What's my point?  Let's say you go to the butcher shop and you buy a 10 lb ham.  Then you stop by another shop and just to see, you weigh the ham on their scales and find it only weighs 9 lbs.  Wouldn't you be upset?   How about you stop at the gas station and buy 10 gallons of gasoline only to learn you actually got just 9 gallons.  Well, take comfort in knowing that by law those scales and gas pumps are calibrated back to a standard.  If you look at the scale at your butcher shop you should see a calibration sticker.  The same goes for your local gas pump.  Take a look on the face plate of the pump for the calibration sticker.  

If we count on these everyday items to telll us the truth then why not expect the same regarding measurements of stereo gear.  Knowing that calibration of the equipment to a standard was done, what test equipment was used, and also the procedure so that the measurements can be duplicated or verified by someone else is crucial to know that the data is telling us the truth.  Also important is to know how these particular measurement data relate to how the piece of gear performs.  For example, I can measure the resistance of two different speaker cables with an Ohmmeter or even a resistance bridge for more precision but still conclude no difference.  So why do they sound different?  Some speculate that better cables reject RF noise.  Sounds reasonable to me.  So why hasn't someone published test data showing the RF rejection characteristics of different cables?  Maybe they have but I just have not seen it.  This would not be easy testing.  It would require a Faraday cage and some sophisticated measurement equipment.  Still, we cannot and should not take every measurement at face value and make conclusions from that about what we are or are not hearing.  I had my own saying in Engineering:  "No-one believes the test data except for the person who took it.  Everyone believes the calculations except for the person who made them.

So in my vanity, I will take several readings on my bathroom scale but accept only the lowest reading.  I don’t do a statistical calculation of the group of readings.  That’s the very definition of biased testing, I think.  And what’s it matter?   When I go to the Doctor’s office they will not accept my weight based on my scale’s readout.  They take their own measurement on their scale.  No one believes the test data except for the one who took it…

Are you still going on about this? You don’t even expect measurements from 99.9% of audio companies, but you nit pick because a test site that produces likely accurate results within the framework of the measurements they are taking, produces results you don’t like?

My background is physics, so not an EE, but I understand most of the terms pretty well as we use similar measurements.
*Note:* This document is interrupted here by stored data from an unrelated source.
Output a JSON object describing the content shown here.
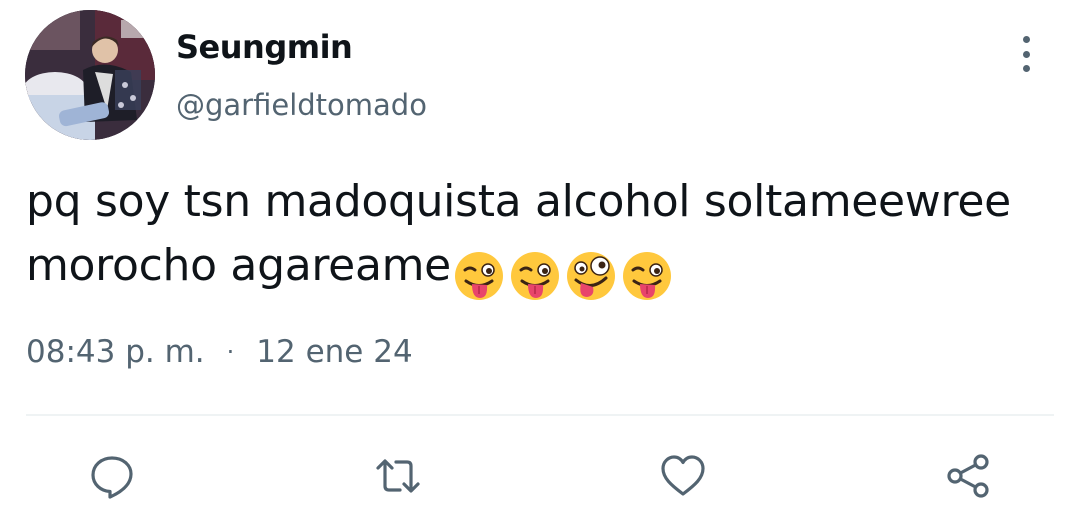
{
  "tweet": {
    "author": {
      "display_name": "Seungmin",
      "handle": "@garfieldtomado"
    },
    "text": "pq soy tsn madoquista alcohol soltameewree morocho agareame",
    "emojis": [
      "winking-face-with-tongue",
      "winking-face-with-tongue",
      "zany-face",
      "winking-face-with-tongue"
    ],
    "time": "08:43 p. m.",
    "separator": "·",
    "date": "12 ene 24"
  },
  "actions": {
    "icons": [
      "reply-icon",
      "retweet-icon",
      "like-icon",
      "share-icon"
    ]
  },
  "colors": {
    "text_primary": "#0f1419",
    "text_secondary": "#536471",
    "divider": "#eff3f4",
    "emoji_face": "#ffc83d",
    "emoji_tongue": "#e8456b"
  }
}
I personally don’t care if the amplifier I bought was 200 wpc into ohms or 195. I will never hear the difference and it is an acceptable margin of error or manufacturing tolerance. I would care about 170 because I paid for 200 and that is not an acceptable tolerance. In my industry, we specify batteries are either +/- tolerance or +/-0 (no lower than) depending on the product / contract.

Now if I am not mistaken, harmonic measurements, which are more important than power as long as power is close, is a relative measurement.
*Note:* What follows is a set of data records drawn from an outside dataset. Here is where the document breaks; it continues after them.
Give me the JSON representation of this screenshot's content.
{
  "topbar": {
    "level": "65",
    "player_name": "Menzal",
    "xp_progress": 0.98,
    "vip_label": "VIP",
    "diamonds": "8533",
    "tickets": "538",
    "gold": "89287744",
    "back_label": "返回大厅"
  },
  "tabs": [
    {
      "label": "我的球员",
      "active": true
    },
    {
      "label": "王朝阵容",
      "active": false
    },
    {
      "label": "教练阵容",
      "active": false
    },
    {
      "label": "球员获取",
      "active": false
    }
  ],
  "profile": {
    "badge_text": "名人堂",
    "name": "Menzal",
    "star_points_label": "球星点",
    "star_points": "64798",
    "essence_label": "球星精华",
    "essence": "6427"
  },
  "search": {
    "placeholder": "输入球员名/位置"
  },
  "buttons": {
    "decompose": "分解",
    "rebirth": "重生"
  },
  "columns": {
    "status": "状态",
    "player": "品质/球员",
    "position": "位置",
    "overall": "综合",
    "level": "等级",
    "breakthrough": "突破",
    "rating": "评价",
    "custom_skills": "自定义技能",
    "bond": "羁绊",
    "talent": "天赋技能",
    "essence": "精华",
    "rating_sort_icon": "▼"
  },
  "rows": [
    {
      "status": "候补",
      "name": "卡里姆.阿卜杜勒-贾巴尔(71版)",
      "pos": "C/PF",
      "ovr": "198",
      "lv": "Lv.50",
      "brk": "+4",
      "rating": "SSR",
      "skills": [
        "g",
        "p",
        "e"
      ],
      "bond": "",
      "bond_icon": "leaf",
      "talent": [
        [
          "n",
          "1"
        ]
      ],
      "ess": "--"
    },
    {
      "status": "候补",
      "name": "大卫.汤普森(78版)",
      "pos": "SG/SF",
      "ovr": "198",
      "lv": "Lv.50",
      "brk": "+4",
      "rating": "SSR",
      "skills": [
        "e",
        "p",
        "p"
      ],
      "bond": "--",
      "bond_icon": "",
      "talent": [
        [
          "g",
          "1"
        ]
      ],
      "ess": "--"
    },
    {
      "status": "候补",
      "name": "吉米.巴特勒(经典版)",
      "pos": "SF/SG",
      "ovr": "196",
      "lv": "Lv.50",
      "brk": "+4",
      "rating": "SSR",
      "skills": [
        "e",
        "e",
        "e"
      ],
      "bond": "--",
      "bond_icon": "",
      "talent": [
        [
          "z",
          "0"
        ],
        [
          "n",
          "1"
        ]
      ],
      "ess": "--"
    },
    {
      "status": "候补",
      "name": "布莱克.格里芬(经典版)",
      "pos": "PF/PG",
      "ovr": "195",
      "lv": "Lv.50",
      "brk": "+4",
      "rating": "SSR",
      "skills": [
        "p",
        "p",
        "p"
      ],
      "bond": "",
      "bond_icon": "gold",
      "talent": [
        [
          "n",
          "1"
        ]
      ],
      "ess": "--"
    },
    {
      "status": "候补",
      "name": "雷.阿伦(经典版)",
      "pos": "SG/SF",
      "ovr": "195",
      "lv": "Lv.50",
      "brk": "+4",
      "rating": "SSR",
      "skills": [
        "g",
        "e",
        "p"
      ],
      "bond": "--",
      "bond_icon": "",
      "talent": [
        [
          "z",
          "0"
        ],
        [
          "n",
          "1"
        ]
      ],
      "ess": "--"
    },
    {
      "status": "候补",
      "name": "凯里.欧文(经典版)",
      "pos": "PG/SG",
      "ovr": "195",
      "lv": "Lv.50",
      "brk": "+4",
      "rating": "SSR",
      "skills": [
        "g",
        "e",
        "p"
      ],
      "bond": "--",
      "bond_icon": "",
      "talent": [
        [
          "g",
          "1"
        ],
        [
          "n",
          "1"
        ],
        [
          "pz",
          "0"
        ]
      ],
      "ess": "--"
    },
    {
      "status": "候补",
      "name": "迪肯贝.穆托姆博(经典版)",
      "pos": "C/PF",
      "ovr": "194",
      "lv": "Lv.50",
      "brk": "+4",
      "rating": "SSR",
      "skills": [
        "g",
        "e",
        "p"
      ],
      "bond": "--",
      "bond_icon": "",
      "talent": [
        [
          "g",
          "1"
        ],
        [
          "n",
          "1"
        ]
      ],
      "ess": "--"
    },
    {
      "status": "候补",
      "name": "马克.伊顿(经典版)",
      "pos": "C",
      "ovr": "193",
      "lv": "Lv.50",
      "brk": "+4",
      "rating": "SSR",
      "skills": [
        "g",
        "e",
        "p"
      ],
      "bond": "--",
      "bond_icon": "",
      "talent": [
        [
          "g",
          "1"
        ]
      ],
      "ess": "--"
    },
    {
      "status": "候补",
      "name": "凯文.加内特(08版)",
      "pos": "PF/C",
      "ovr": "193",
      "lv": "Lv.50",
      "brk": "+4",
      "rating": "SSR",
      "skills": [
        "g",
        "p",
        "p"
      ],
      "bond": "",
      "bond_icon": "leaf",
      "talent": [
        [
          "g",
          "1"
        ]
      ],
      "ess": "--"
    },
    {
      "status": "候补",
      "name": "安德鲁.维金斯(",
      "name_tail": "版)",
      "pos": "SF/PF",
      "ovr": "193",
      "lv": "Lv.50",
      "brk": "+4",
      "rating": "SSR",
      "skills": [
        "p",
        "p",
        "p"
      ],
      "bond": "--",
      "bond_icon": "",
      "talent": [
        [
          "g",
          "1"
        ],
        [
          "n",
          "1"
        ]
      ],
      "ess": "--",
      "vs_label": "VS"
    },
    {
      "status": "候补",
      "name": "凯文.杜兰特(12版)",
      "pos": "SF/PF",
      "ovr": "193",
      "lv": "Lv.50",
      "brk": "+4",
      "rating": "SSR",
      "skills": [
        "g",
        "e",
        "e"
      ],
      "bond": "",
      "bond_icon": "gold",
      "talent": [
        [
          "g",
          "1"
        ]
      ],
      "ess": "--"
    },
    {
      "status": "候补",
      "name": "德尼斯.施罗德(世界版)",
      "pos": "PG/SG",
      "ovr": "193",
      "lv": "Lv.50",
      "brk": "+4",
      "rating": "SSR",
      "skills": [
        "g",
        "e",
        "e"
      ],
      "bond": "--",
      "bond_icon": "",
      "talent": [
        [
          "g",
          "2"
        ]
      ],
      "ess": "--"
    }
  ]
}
As well, as we discussed previously, it appears the test equipment in question both ships calibrated, as well as has a source and receiver. That provides a level of inherent feedback on current calibration.

Last, due to the relative nature of the critical measurements, the best measuring tested device, if available, could be used a 2nd reference to calibration to set a minimum benchmark. For example, if the best device you tested had a THD of 0.0010 %, and you test it again, 0.0010, you can be confident in the current operation of your system to testing devices with equal or higher distortion. We have a wide range of "reference standards" in our labs and production for validating current calibration, not to mention you are calibrating a whole fixture or system, not one item provided by a 3rd party vendor.

 

Jssmith, I appreciate your comments but I wouldn’t trust Amir’s opinion on judging the sound of anything. He’s obviously a horrible listener and the pure fact is he’s a measuring geek. He knows nothing about the quality of the sound of products. 

In the late 1970's I worked at a high-end audio shop in DC and they purchased what was then a "sophisticated" A/B switching unit, which allowed the user to switch back and forth between a pair of amplifiers (among other things).  I remember setting up a customer for an extended A/B comparison between a McIntosh 2205 and a Luxman LRS (Laboratory Reference System) power amp.  After a LONG audition the customer ordered the LRS amp, saying he thought that sounded "smoother" than the McIntosh.  I later found out that our tech had ordered a new main board for the switching unit, as it illuminated the lights for unit A and unit B when you pressed the button to make the switch, but the electronics inside the unit were not actually switching amplifiers...so my customer was actually only listening to the McIntosh amp.  When I found that out, I called him and let him know the situation, but he enjoyed the Luxman so much, he decided to keep it!